Les jésuites n'ont jamais tout à fait surmonté les problèmes linguistiques du fait de la multiplicité des langages. Ils organisent des fêtes et réjouissances populaires de caractère profane pour compenser la disparition des anciennes fêtes païennes. Les plus connus des missionnaires portugais au Brésil sont Manuel da Nóbrega, José de Anchieta[2] et Ignace d'Azevedo, béatifié en 1864.

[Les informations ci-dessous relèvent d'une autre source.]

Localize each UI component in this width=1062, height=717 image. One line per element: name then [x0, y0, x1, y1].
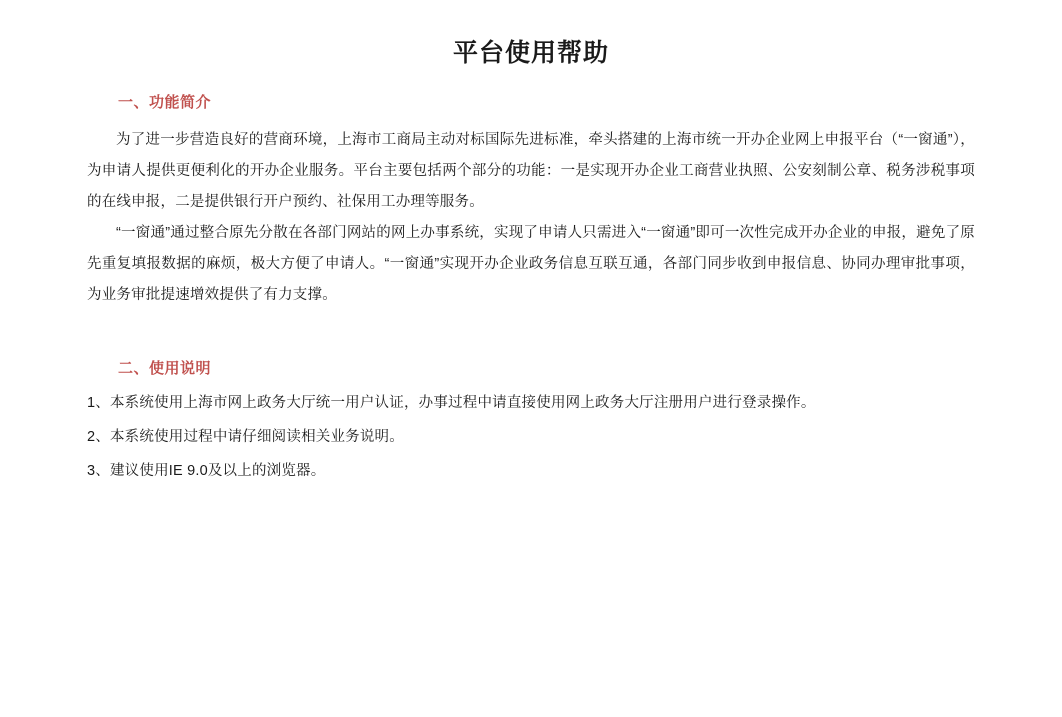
list-item: 2、本系统使用过程中请仔细阅读相关业务说明。: [87, 429, 404, 445]
page-title: 平台使用帮助: [452, 40, 609, 67]
list-item: 3、建议使用IE 9.0及以上的浏览器。: [87, 463, 326, 479]
section-body-function-intro: [87, 125, 975, 311]
section-heading-usage-instructions: 二、使用说明: [118, 360, 212, 377]
section-body-usage-instructions: [87, 388, 975, 487]
document-page: [0, 33, 1062, 717]
paragraph: 为了进一步营造良好的营商环境，上海市工商局主动对标国际先进标准，牵头搭建的上海市统一开办企业网上申报平台（“一窗通”），为申请人提供更便利化的开办企业服务。平台主要包括两个部分的功能：一是实现开办企业工商营业执照、公安刻制公章、税务涉税事项的在线申报，二是提供银行开户预约、社保用工办理等服务。: [87, 132, 975, 210]
section-heading-function-intro: 一、功能简介: [118, 94, 212, 111]
list-item: 1、本系统使用上海市网上政务大厅统一用户认证，办事过程中请直接使用网上政务大厅注册用户进行登录操作。: [87, 395, 816, 411]
paragraph: “一窗通”通过整合原先分散在各部门网站的网上办事系统，实现了申请人只需进入“一窗通”即可一次性完成开办企业的申报，避免了原先重复填报数据的麻烦，极大方便了申请人。“一窗通”实现开办企业政务信息互联互通，各部门同步收到申报信息、协同办理审批事项，为业务审批提速增效提供了有力支撑。: [87, 225, 975, 303]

Les missionnaires portugais en AsieModifier

Mis à part le Brésil, les Portugais qui ne sont guère plus qu'un million et demi de personnes, ne sont pas en mesure de peupler les immenses territoires sur lesquels ils rayonnent. Leur empire s'étend du Brésil à Macao en passant par le tour de l'Afrique et l'Asie du sud. Si on compare une fois de plus la position des missionnaires espagnols à celle des Portugais, on dira que le rapport de forces est moins favorable aux Portugais: À partir de Goa, de Malacca et de Macao, les peuples qu’ils rencontrent sont nombreux et de vieille culture. Leur action marque pourtant leurs contemporains et laisse des traces. Disons d'emblée que beaucoup de ces missionnaires qui travaillent sous l'autorité du roi du Portugal ne sont pas Portugais: François Xavier (1506-1552), qui sera ensuite déclaré « patron des missions », est un Navarrais qui avait fait ses études à Paris. Il prêche et baptise en Inde (1542) et au Japon (1549), on lui a parfois prêté le don des langues, mais les historiens modernes considèrent qu'il utilisait souvent des interprètes. Michele Ruggieri et Matteo Ricci qui sont les premiers jésuites en Chine (1580) sont italiens, ainsi que Roberto de Nobili qui exerce son apostolat en Inde à partir de 1604. Alexandre de Rhodes qui évangélise le Viêt Nam est français.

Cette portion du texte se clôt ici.